あ、あと肝心な点ですが、絵は素晴らしいです。女の子がなまら可愛いです。短編集だけに多数の人物が出てくるので、少々描き分けに難がありますが、むしろ描き分けのパターンを無数に持っている漫画家さんの方が珍しいですものね。

 

a0001_010165そしてそして。最後に、本作の中で私が一番好きな話なのですが。まあ何と言っても「由喜&二葉」シリーズですね。これは本作では異例の長期シリーズで、全25話ぐらい(数えてないけどw)、作中時間で3年をかけての大恋愛です! まさに本作の看板シリーズと言っていいと思います。初出が6巻ですので、是非とも挫折せずにそこまで読んでいただきたい。いえ、別にいきなり6巻から読んじゃってもいいですけど。それにしても、二葉ちゃん可愛いよう……


 

 

えー、これをベストに挙げたままではなんともアレなので、次点として第1巻2話目の「柏木霧子」ちゃんを挙げておきたいと思います。いえ、次点が2話目ってのもアレですが、好みの問題ですから(汗)……。あらすじは、通学途中の電車の中で突然キスされる主人公、しかし相手の女の子には悪い噂があって……というお話です。

 

(このブログの)筆者に恋愛モノを書かせるとロクなことにならない

いやあ、しかしいいですね。恋愛。私も本作を読み終わって、本格的に恋愛ものが書きたくなりました。巷に溢れているラブコメ・エロコメと違って、こういういい話なら、書いてみたいなあと思ったわけです。

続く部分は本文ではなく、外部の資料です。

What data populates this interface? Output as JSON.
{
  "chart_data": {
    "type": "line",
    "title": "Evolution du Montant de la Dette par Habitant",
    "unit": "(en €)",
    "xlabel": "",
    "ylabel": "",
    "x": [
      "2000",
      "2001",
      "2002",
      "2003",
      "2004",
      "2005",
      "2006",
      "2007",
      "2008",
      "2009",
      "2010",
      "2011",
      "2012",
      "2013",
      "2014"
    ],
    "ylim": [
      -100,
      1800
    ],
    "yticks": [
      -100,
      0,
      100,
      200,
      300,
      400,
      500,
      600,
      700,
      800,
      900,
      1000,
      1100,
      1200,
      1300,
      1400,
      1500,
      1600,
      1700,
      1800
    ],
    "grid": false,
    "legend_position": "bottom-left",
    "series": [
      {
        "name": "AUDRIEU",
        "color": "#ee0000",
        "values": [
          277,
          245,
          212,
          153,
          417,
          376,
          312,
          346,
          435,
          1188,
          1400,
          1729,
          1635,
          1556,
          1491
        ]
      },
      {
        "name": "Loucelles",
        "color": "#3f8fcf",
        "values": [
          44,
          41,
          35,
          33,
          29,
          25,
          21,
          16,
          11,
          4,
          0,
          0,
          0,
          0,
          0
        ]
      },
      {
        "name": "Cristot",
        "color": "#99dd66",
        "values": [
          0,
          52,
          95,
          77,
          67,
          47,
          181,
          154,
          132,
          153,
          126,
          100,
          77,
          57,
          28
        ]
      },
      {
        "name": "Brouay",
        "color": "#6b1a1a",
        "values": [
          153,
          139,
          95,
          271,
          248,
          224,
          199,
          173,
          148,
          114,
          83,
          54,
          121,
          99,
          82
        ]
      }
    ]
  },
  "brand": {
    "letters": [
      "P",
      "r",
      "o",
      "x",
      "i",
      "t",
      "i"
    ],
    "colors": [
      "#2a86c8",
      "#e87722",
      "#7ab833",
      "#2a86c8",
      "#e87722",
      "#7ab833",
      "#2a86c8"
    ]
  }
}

にしても、SALAD DAYSみたいな名作が絶版だなんて、世の中間違ってますね。まあしかし、そのおかげで無料で読めるわけですし、こうして私も本作と出会えたわけですし……ここは前向きに考えましょう。

あ、最後に、本作が読めるURLを貼っておきます。


http://www.j-comi.jp/book/comic/4011

ではまた!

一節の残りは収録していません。